Boasting more artists per capita than any Australian city, a treasure trove of galleries, and beguiling street art, there’s no denying the rich vein of creativity that flows through Newcastle.
With Newcastle claiming such renowned artists as Jon Molvig, John Olsen, William Dobell and Margaret Olley, and contemporary trailblazers like James Drinkwater and Brett McMahon, its long-held reputation as a breeding ground for creativity is well-founded.
Newcastle Art Gallery Director Lauretta Morton OAM said one of the reasons Newcastle continues to produce and attract artistic talent was the amount of galleries and structures that support artistic practice within the city.
“We have some amazing artist-run initiative spaces as well the public Newcastle Art Gallery and lots of commercial galleries, but we also have contemporary spaces like The Lock-Up that we work with, and Newcastle Art Space which does a brilliant job encouraging and mentoring artists. ” Lauretta explained.
“So, there are some really wonderful ways of actually starting studio practice in Newcastle, and it’s very hard to find that in a lot of places.”
And it’s not just the visual arts scene that is flourishing in Newcastle. Performing arts culture is also strong with theatre companies such as Tantrum Youth Arts, Hunter Drama, Newcastle Theatre Company, and The Very Popular Theatre Company, providing numerous opportunities for budding performers - amateurs, and professionals alike.
Organisations like Catapult Dance Choreographic Hub are also ensuring Newcastle continues to be an ideal city for artists to hone their craft.

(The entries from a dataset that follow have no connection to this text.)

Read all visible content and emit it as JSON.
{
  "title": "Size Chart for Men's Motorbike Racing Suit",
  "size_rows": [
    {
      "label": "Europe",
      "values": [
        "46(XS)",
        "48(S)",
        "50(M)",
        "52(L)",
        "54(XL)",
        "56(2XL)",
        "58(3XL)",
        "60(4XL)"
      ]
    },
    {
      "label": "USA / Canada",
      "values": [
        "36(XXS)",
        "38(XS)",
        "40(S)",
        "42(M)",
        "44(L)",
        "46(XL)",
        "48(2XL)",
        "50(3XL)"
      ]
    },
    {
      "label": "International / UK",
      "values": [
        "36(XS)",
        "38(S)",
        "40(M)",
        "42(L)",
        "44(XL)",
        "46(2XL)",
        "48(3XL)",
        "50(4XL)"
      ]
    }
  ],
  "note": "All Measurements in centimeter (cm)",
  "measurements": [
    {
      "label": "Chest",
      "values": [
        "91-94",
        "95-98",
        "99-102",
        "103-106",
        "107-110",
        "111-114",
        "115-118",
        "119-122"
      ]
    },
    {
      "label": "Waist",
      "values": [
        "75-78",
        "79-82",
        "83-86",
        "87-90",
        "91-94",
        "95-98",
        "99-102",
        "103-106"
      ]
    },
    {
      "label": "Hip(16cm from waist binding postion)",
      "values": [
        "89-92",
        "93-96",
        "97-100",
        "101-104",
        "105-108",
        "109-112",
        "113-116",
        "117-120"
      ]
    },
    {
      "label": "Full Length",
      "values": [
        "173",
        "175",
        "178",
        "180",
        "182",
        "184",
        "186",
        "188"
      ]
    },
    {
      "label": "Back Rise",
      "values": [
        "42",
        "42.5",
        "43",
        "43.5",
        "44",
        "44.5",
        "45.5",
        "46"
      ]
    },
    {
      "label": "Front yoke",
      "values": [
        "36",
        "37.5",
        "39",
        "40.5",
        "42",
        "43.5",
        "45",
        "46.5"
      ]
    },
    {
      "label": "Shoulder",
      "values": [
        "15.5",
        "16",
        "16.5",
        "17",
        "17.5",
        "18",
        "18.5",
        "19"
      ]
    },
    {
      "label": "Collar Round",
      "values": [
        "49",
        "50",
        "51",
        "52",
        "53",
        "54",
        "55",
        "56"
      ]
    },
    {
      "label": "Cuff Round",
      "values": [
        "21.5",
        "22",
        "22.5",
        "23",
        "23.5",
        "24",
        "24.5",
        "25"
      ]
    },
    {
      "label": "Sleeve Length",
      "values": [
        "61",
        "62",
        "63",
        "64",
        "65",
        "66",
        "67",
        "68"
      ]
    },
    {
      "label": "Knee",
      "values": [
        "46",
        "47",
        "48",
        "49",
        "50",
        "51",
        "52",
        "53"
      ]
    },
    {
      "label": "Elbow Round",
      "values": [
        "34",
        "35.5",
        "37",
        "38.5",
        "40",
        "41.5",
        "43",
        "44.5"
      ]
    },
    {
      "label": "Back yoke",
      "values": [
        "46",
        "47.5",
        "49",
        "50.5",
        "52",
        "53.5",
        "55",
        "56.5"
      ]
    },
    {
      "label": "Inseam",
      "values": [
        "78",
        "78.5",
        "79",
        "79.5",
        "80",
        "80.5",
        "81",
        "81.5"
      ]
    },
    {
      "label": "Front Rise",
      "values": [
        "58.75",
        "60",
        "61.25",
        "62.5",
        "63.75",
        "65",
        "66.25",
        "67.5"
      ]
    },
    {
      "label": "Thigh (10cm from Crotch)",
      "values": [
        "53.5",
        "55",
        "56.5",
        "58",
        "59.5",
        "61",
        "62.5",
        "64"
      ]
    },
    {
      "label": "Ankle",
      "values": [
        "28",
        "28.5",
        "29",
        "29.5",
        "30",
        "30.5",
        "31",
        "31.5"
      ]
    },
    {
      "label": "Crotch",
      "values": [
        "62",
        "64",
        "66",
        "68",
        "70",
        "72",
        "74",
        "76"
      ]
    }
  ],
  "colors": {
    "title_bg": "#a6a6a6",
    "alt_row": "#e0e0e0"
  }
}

The not-for-profit contemporary dance organisation caters to professional and emerging artists, young people, and the community through the Catapult Dance Company, Propel choreographic artist-in residence program, the youth-focused Flipside Project, community programs, school workshops and more.
Lauretta added that the education options that exist in Newcastle make Newcastle an ideal base for budding artists wanting to hone their craft.
“We have a fantastic art school which is TAFE-run that’s all about practical learning and being taught by practicing artists and the calibre of those teachers is what draws people to come here and learn,” she said.
“Also, the Fine Arts course at the University of Newcastle has morphed into Creative Industries so, we’re getting a lot more young creatives outside of the fine arts sector – filmmakers, photographers, graphic designers, and the city is becoming a real creative hub.”
The unique coastal town-meets vibrant city aesthetic of Newcastle, and the fact that living here is generally more affordable than metropolitan centres, also make the city a great option for artists looking for a home to refine and develop their practice.
“The other great thing about Newcastle is that we’re still small enough to trial stuff and to experiment and, if we get it wrong it doesn’t matter, we’ll just do something else,” Lauretta said.
“For us, it’s about surprising ourselves as much as others and Newcastle is a great place to do that.”
Lauretta added that the gallery had recently appointed two heads of departments who have relocated from interstate - a ringing endorsement of the cultural institution and the lifestyle that the city affords.
Newcastle Art Gallery is undergoing a major upgrade and expansion that will help cement Newcastle’s reputation as a vibrant cultural hub and usher in a new era of cultural tourism in the city.
Despite the gallery currently being closed, Lauretta said it was continuing to work with external galleries and artist-run initiatives, typifying that sense of collaboration that exists across all Newcastle creative industries.
“We’ve got probably two years where we won’t have a building to work from, so we’ve been working across those spaces to hold some of our events,” she said.
“We at Newcastle Art Gallery are very much aware of our position in the city as being like an anchor point, and working with all those great artist-run initiatives as well as the commercial galleries.
“It’s really important that we have a central focus.”
One innovative way the gallery is operating during the redevelopment is through partnership with the Night Galleries project.
The project is all about creating safer spaces in Newcastle through the creation of purpose-built interactive light installations that display works of art from the gallery’s formidable $126million collection.
Located in Kuwumi Place, Pacific Park and Market Street Steps, these installations are responsive to touch and movement and have augmented reality capability via the City of Newcastle app.
Lauretta, who recently returned from a trip to the UK, said she was buoyed by the reception Newcastle has received from international colleagues.
“I just spent some time in the UK and spoke to a few colleagues in the industry and they all said: ‘Newcastle – there’s a lot of stuff we’re hearing about Newcastle – you’ve got great beaches, a great museum and art gallery,’ which is so encouraging to see.”